I would suggest you try some sort of dimensionality reduction method. If all of your variables are continuous, you could try PCA as suggested by #user1207217. Alternatively you could use a latent variable method for model-building, such as PLS (plsregress in MATLAB).
If you're still intent on using sequential feature selection with a decision tree on this dataset, then you should be able to modify the example in the question you linked to, replacing the call to classify with one to classregtree.
This error comes from the use of the classify function in that question, which is performing LDA. This error occurs when the data is rank deficient (or in other words, some features are almost exactly correlated). In order to overcome this, you should project the data down to a lower dimensional subspace. Principal component analysis can do this for you. See here for more details on how to use pca function within statistics toolbox of Matlab.
[basis, scores, ~] = pca(X); % Find the basis functions and their weighting, X is row vectors
indices = find(scores > eps(2*max(scores))); % This is to find irrelevant components up to machine precision of the biggest component .. with a litte extra tolerance (2x)
new_basis = basis(:, indices); % This gets us the relevant components, which are stored in variable "basis" as column vectors
X_new = X*new_basis; % inner products between the new basis functions spanning some subspace of the original, and the original feature vectors
This should get you automatic projections down into a relevant subspace. Note that your features won't have the same meaning as before, because they will be weighted combinations of the old features.

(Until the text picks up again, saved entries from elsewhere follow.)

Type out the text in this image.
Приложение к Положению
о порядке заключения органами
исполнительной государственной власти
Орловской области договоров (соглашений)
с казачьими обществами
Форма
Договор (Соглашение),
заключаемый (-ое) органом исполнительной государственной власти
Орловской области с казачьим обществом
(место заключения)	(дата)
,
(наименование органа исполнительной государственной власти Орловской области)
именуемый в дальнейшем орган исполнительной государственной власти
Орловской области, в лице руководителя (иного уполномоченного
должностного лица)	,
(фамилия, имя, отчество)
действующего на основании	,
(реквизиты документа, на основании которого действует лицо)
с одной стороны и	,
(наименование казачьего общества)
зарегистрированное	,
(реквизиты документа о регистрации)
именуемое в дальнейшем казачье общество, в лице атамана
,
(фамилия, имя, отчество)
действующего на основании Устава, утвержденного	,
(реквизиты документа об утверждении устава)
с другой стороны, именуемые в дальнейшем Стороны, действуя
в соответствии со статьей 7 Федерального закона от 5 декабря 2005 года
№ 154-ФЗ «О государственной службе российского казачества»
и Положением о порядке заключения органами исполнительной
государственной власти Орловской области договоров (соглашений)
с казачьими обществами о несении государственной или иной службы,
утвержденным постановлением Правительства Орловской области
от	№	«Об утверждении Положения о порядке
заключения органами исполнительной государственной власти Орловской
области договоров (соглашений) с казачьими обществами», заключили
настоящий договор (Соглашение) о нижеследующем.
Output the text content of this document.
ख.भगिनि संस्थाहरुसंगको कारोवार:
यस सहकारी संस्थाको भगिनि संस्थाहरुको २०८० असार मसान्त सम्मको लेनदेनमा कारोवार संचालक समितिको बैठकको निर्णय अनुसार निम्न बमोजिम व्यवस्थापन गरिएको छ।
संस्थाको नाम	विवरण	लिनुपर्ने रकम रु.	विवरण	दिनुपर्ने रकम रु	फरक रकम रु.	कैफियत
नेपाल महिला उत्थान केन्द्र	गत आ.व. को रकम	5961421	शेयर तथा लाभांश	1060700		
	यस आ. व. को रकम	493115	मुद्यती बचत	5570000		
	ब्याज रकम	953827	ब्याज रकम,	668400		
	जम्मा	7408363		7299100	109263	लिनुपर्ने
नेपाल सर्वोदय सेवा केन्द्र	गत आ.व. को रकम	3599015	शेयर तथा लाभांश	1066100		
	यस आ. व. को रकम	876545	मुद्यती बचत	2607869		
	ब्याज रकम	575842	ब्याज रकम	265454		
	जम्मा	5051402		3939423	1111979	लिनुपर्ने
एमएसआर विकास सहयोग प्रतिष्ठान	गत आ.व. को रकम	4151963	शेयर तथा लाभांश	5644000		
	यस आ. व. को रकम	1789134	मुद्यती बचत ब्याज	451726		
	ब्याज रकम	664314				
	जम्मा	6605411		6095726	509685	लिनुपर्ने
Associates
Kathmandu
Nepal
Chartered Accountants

Extra note: If you don't want to change your feature representation, then instead of classify, you need to use something which works with rank deficient data. You could roll your own version of penalised discriminant analysis (which is quite simple), use support vector machines, or other classification functions which don't break with correlated features as LDA does (by virtue of requiring matrix inversion of the covariance estimate).
EDIT: P.S I haven't tested this, because I have rolled my own version of PCA in Matlab.